Un chef d'oeuvre de mauvaise fois, une synthèse de cathophobie, un concentré d'arguments fallacieux.
Rien que le titre dit l'inversion de rôles, le "changement de signe" (cf Rémy Brague): c'est la "laïcité" qui est réprimée!!

Lorsqu'on commence par réduire le Pape à sa seule fonction de chef d'état, justifiant ainsi le droit -au nom de la démocratie et d'une inversion de la liberté d'expression- de l'accueillir partout où il va par des lazzi et des sifflets, on a évidemment l'intention de tout mélanger, pour justifier l'inacceptable.
On utilise contre le Vatican les mêmes arguments que contre Le Pen en France (eh oui!): il serait à l'origine -volontaire- d'une campagne de victimisation!!! un comble.
On se réjouit donc sans pudeur qu'en dépit des coup de klaxon et les fanfares cléricales, ... le processus de sécularisation progresse.

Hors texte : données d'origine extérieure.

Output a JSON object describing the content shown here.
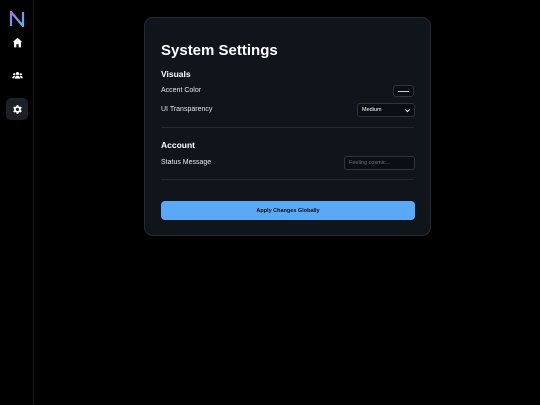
{
  "sidebar": {
    "logo_icon": "n-logo-icon",
    "nav": [
      {
        "id": "home",
        "icon": "home-icon"
      },
      {
        "id": "users",
        "icon": "users-icon"
      },
      {
        "id": "settings",
        "icon": "gear-icon",
        "active": true
      }
    ]
  },
  "panel": {
    "title": "System Settings",
    "visuals": {
      "heading": "Visuals",
      "accent_label": "Accent Color",
      "transparency_label": "UI Transparency",
      "transparency_value": "Medium"
    },
    "account": {
      "heading": "Account",
      "status_label": "Status Message",
      "status_placeholder": "Feeling cosmic..."
    },
    "apply_label": "Apply Changes Globally"
  },
  "colors": {
    "accent": "#5aa9f7",
    "panel_bg": "#10141b",
    "page_bg": "#000000"
  }
}
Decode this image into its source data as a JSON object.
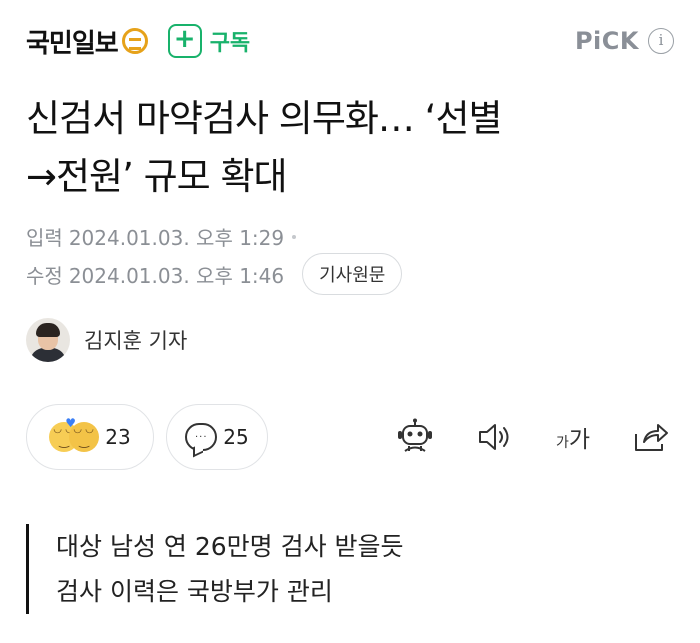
{
  "header": {
    "press_name": "국민일보",
    "subscribe_icon": "plus-icon",
    "subscribe_label": "구독",
    "pick_label": "PiCK",
    "info_glyph": "i"
  },
  "article": {
    "title_line1": "신검서 마약검사 의무화… ‘선별",
    "title_line2": "→전원’ 규모 확대",
    "input_label": "입력",
    "input_time": "2024.01.03. 오후 1:29",
    "modified_label": "수정",
    "modified_time": "2024.01.03. 오후 1:46",
    "original_button": "기사원문",
    "reporter": "김지훈 기자"
  },
  "actions": {
    "reaction_count": "23",
    "comment_count": "25",
    "comment_glyph": "···",
    "font_small": "가",
    "font_large": "가"
  },
  "summary": {
    "line1": "대상 남성 연 26만명 검사 받을듯",
    "line2": "검사 이력은 국방부가 관리"
  },
  "colors": {
    "brand_green": "#18b26b",
    "logo_gold": "#e6a21a",
    "meta_gray": "#8b8f95"
  }
}
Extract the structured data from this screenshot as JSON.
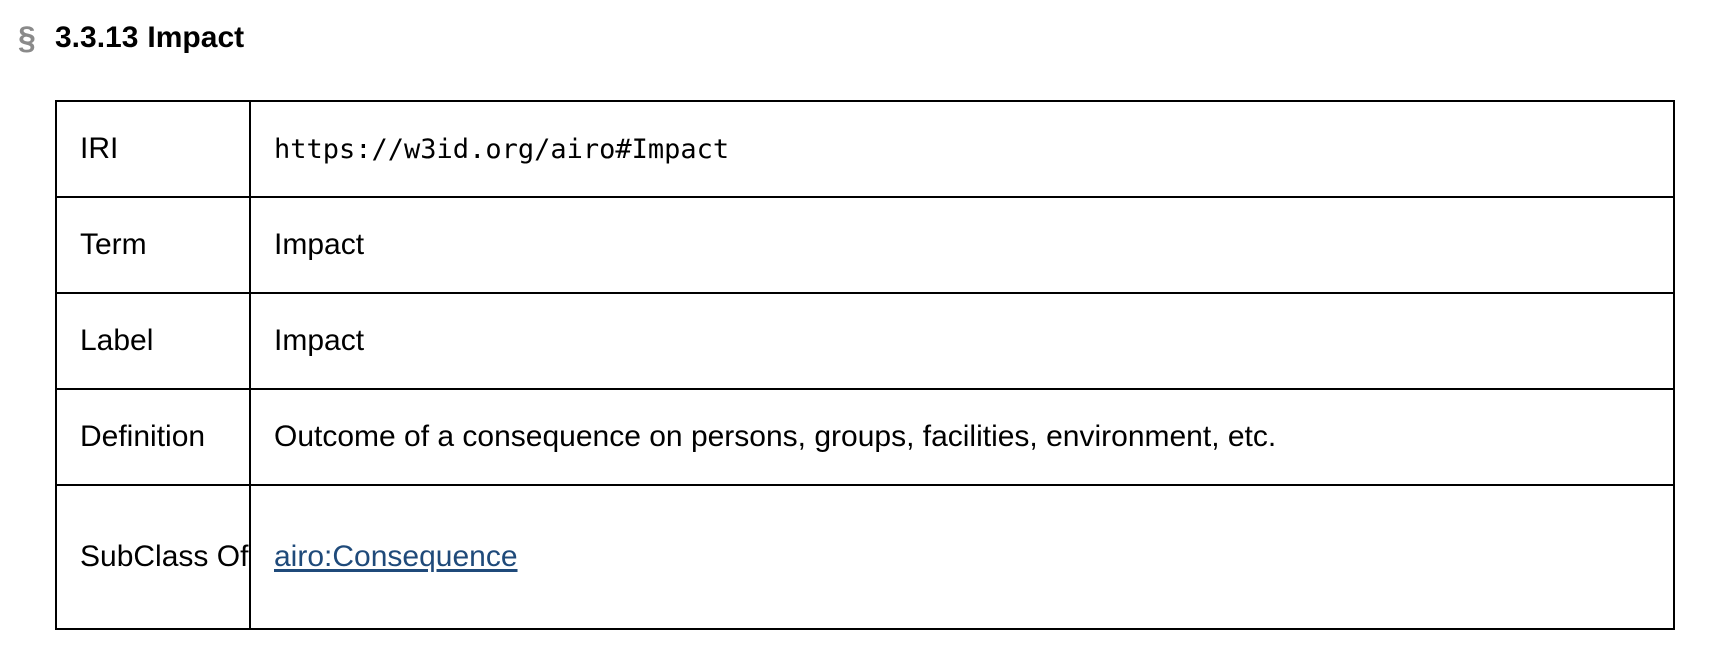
{
  "section": {
    "anchor_symbol": "§",
    "number": "3.3.13",
    "title": "Impact"
  },
  "table": {
    "iri": {
      "label": "IRI",
      "value": "https://w3id.org/airo#Impact"
    },
    "term": {
      "label": "Term",
      "value": "Impact"
    },
    "rdfs_label": {
      "label": "Label",
      "value": "Impact"
    },
    "definition": {
      "label": "Definition",
      "value": "Outcome of a consequence on persons, groups, facilities, environment, etc."
    },
    "subclass_of": {
      "label": "SubClass Of",
      "value": "airo:Consequence"
    }
  },
  "colors": {
    "link": "#1f4a7a",
    "anchor_symbol": "#8a8a8a",
    "border": "#000000"
  }
}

Et la conclusion reprend le titre comme en écho avec cette stupéfiante contre-vérité:
"S'il y a un problème de minorités offensées et marginalisées, aujourd'hui, en Italie, il concerne, encore une fois, comme dans les siècles passés, les laïques. Certainement pas l'Église, omniprésente dans tous les media."

A lire, pour fourbir des arguments avant la venue du Saint-Père en France (quand?)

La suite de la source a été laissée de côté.